Tiny gardens still produce an amazing amount of waste - but don't waste it, compost it!
It's hard to keep your compost pile going through the winter - even if you can get to it. Cold temperatures stall the micro herd in their tracks, and make it impossible to continue with frozen and chilled kitchen scraps on the menu.
A trash can will keep it all neatly tucked away, while it rots down and turns into black gold to fertilize your plants and make your soil more porous and rich. No store bought product can do what compost does.
Here's a way to get the process to carry on even through cold snaps and chilly times. It's useful to have garbage cans around in the garden; they get a lot of use for capturing rainwater, and making compost tea, but when winter is just around the corner the water has to be drained and the buckets and cans emptied in readiness for freezing temperatures.
Instead of putting them away, why not keep using them?
Start with a trash can - any kind will do, but plastic ones in a dark
color will be less visible. A round trash can, or a Rubbermaid tub will
work just as well.
If you have a few bushes or shrubs, tuck it behind those to disguise it.
Here's my plan; fill the bottom half of the garbage can with dry fall leaves. Place a large 20 liter bucket on top of it, then fill in the sides between the bucket and the can until you reach the top.

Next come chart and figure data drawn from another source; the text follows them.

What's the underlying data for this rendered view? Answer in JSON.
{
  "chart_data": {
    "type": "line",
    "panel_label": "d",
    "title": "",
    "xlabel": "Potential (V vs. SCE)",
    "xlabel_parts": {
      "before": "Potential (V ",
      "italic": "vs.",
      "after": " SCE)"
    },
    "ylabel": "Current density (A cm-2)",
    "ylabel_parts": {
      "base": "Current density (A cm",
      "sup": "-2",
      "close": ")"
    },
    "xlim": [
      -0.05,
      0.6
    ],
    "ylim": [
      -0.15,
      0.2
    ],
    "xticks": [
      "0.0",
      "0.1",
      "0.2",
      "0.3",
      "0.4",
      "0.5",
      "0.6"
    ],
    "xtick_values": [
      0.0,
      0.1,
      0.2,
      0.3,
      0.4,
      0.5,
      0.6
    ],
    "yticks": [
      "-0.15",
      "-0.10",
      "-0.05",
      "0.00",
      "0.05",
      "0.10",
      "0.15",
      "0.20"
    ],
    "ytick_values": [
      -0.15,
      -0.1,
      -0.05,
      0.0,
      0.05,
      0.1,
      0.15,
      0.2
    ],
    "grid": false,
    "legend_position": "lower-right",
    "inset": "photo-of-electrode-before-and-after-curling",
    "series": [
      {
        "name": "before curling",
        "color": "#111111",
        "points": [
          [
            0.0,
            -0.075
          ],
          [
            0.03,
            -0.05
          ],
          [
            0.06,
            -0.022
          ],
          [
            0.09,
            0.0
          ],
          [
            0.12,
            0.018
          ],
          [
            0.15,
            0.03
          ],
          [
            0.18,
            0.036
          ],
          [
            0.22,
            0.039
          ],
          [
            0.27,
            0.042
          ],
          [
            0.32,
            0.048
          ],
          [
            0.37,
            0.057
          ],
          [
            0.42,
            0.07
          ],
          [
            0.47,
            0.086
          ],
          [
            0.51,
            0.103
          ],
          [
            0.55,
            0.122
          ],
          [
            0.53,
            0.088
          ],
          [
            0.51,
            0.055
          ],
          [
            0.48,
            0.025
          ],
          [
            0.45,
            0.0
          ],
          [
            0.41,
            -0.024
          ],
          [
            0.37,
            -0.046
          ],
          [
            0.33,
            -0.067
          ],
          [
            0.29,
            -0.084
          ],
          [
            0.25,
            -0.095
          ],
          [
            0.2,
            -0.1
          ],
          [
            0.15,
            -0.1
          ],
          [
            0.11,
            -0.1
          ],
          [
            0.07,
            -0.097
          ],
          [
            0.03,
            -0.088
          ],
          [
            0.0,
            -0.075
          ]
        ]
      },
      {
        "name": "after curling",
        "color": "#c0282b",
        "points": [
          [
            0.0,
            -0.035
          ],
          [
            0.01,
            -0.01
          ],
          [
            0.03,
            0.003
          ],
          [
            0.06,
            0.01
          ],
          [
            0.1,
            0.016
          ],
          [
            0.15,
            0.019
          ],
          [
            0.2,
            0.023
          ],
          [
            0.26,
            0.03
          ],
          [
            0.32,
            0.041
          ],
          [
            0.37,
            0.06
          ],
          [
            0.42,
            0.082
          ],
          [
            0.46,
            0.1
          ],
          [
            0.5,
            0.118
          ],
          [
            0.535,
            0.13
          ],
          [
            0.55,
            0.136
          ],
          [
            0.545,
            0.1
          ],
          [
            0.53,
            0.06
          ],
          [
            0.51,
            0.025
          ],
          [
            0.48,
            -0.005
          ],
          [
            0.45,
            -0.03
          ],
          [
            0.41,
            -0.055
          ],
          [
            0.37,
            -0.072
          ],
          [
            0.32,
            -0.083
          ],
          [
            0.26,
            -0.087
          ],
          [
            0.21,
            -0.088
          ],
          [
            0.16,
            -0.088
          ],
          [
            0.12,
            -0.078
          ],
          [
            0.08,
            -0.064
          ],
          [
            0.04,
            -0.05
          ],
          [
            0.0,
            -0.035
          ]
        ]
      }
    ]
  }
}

This is where you'll put your kitchen scraps over the winter, with the leaves acting as insulation to keep the scraps and the micro herd just above freezing.
A shovel full of mature compost will add the
micro organisms and a few worm eggs which will hatch and start the all
important task of breaking the scraps down.
In the winter, if it's cold in the forecast, put a layer of dry fall leaves in the bottom to insulate the next part of it, a large 20 liter bucket.
This is to keep the compost in one place, and believe me, it can get messy. In the spring, you can easily pull the bucket out and dump it into a more convenient composting system, such as a tumbler or wire bin.
Drill a few holes in the bottom of it, to let any moisture drain out. Excess moisture will not only make it incredibly heavy, but it will smell awful. The decomposing cycle depends on air to allow the microbes to survive.
It's also a fallacy to put the composter in the sun - it will create its own heat just from the living and breathing microbes - extra heat will just cook them.
Snow, on the other hand, will insulate the compost, keeping it from freezing right through.
Start adding your kitchen scraps, alternating with some soil from the garden to inoculate it with bacteria, earth worm eggs, fungus and all the other members of the micro herd.
Without these, nothing will happen.
The layers don't have to be perfect, but they shouldn't be too thick, in fact, ideally, you'll mix the soil and the kitchen scraps together a bit, to make it easier for the microbes to find the new delicious organic matter.
When spring arrives, the partially rotted down scraps can be easily tipped into a new compost bin, where they'll continue to decompose and heat up.
Since they've never been frozen (with any luck) you'll be able to do this early in the spring so you'll have a new batch of mature compost for seed starting or top dressing when planting your vegetable garden.
Don't thank me now, that can wait until you have that first crisp salad of the season.